The in and out states are defined as eigenstates of the full Hamiltonian,
<math display="block">H\Psi_\alpha^\pm = E_\alpha\Psi_\alpha^\pm,</math>
satisfying
<math display="block">e^{-iH\tau} \int d\alpha \ g(\alpha) \Psi_\alpha^\pm \rightarrow e^{-iH_0\tau}\int d\alpha \ g(\alpha) \Phi_\alpha.</math>
for {{math|''τ'' → −∞}} or {{math|''τ'' → +∞}} respectively. Define
<math display="block">\Omega(\tau) \equiv e^{+iH\tau}e^{-iH_0\tau},</math>
then
<math display="block">\Psi_\alpha^\pm = \Omega(\mp \infty)\Phi_\alpha.</math>
This last expression will work only using wave packages.From these definitions follow that the in and out states are normalized in the same way as the free-particle states,
<math display="block">(\Psi_\beta^+, \Psi_\alpha^+) = (\Phi_\beta, \Phi_\alpha) = (\Psi_\beta^-, \Psi_\alpha^-) = \delta(\beta - \alpha),</math>
and the three sets are unitarily equivalent. Now rewrite the eigenvalue equation,
<math display="block">(E_\alpha - H_0 \pm i\epsilon)\Psi_\alpha^\pm = \pm i\epsilon\Psi_\alpha^\pm + V\Psi_\alpha^\pm,</math>
where the {{math|±''iε''}} terms has been added to make the operator on the LHS invertible.
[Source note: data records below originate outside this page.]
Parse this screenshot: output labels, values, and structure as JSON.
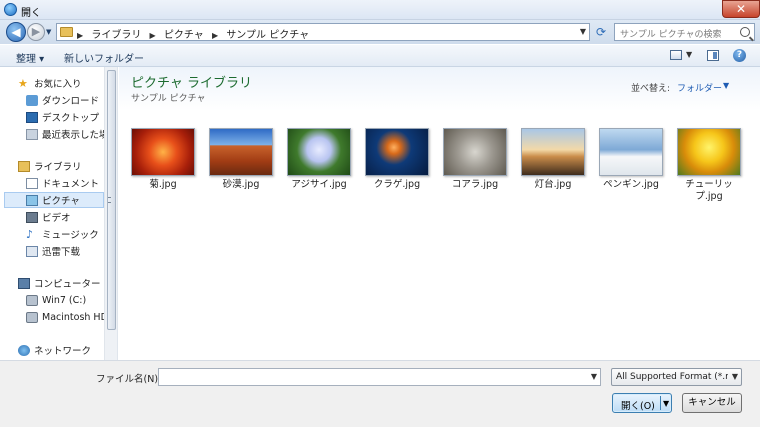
{
  "window": {
    "title": "開く",
    "close_glyph": "✕"
  },
  "nav_buttons": {
    "back_glyph": "◀",
    "forward_glyph": "▶",
    "history_glyph": "▼"
  },
  "address": {
    "crumbs": [
      "ライブラリ",
      "ピクチャ",
      "サンプル ピクチャ"
    ],
    "separator": "▶",
    "dropdown_glyph": "▼",
    "refresh_glyph": "⟳"
  },
  "search": {
    "placeholder": "サンプル ピクチャの検索"
  },
  "toolbar": {
    "organize": "整理 ▾",
    "new_folder": "新しいフォルダー",
    "views_drop": "▼",
    "help": "?"
  },
  "nav": {
    "items": [
      {
        "label": "お気に入り",
        "icon": "star-icon"
      },
      {
        "label": "ダウンロード",
        "icon": "download-folder-icon"
      },
      {
        "label": "デスクトップ",
        "icon": "desktop-icon"
      },
      {
        "label": "最近表示した場所",
        "icon": "recent-places-icon"
      },
      {
        "label": "ライブラリ",
        "icon": "library-icon"
      },
      {
        "label": "ドキュメント",
        "icon": "documents-icon"
      },
      {
        "label": "ピクチャ",
        "icon": "pictures-icon"
      },
      {
        "label": "ビデオ",
        "icon": "videos-icon"
      },
      {
        "label": "ミュージック",
        "icon": "music-icon"
      },
      {
        "label": "迅雷下载",
        "icon": "xunlei-download-icon"
      },
      {
        "label": "コンピューター",
        "icon": "computer-icon"
      },
      {
        "label": "Win7 (C:)",
        "icon": "drive-icon"
      },
      {
        "label": "Macintosh HD (I",
        "icon": "drive-icon"
      },
      {
        "label": "ネットワーク",
        "icon": "network-icon"
      }
    ],
    "selected": "ピクチャ",
    "music_glyph": "♪",
    "star_glyph": "★"
  },
  "content": {
    "library_title": "ピクチャ ライブラリ",
    "library_subtitle": "サンプル ピクチャ",
    "arrange_label": "並べ替え:",
    "arrange_value": "フォルダー",
    "arrange_drop": "▼",
    "files": [
      {
        "name": "菊.jpg",
        "thumb": "chrysanthemum"
      },
      {
        "name": "砂漠.jpg",
        "thumb": "desert"
      },
      {
        "name": "アジサイ.jpg",
        "thumb": "hydrangeas"
      },
      {
        "name": "クラゲ.jpg",
        "thumb": "jellyfish"
      },
      {
        "name": "コアラ.jpg",
        "thumb": "koala"
      },
      {
        "name": "灯台.jpg",
        "thumb": "lighthouse"
      },
      {
        "name": "ペンギン.jpg",
        "thumb": "penguins"
      },
      {
        "name": "チューリップ.jpg",
        "thumb": "tulips"
      }
    ]
  },
  "bottom": {
    "filename_label": "ファイル名(N):",
    "filename_value": "",
    "filename_drop": "▼",
    "filter_value": "All Supported Format (*.mp",
    "filter_drop": "▼",
    "open_label": "開く(O)",
    "open_drop": "▼",
    "cancel_label": "キャンセル"
  }
}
Since the in and out states reduce to the free-particle states for {{math|''V'' → 0}}, put
<math display="block">i\epsilon\Psi_\alpha^\pm = i\epsilon\Phi_\alpha</math>
on the RHS to obtain
<math display="block">\Psi_\alpha^\pm = \Phi_\alpha + (E_\alpha - H_0 \pm i\epsilon)^{-1}V\Psi_\alpha^\pm.</math>
Then use the completeness of the free-particle states,
<math display="block">V\Psi_\alpha^\pm = \int d\beta \ (\Phi_\beta, V\Psi_\alpha^\pm)\Phi_\beta \equiv \int d\beta \ T_{\beta\alpha}^\pm\Phi_\beta,</math>
to finally obtain
<math display="block">\Psi_\alpha^\pm = \Phi_\alpha + \int d\beta \ \frac{T_{\beta\alpha}^\pm\Phi_\beta}{E_\alpha - E_\beta \pm i\epsilon}.</math>
Here {{math|''H''<sub>0</sub>}} has been replaced by its eigenvalue on the free-particle states. This is the [[Lippmann–Schwinger equation]].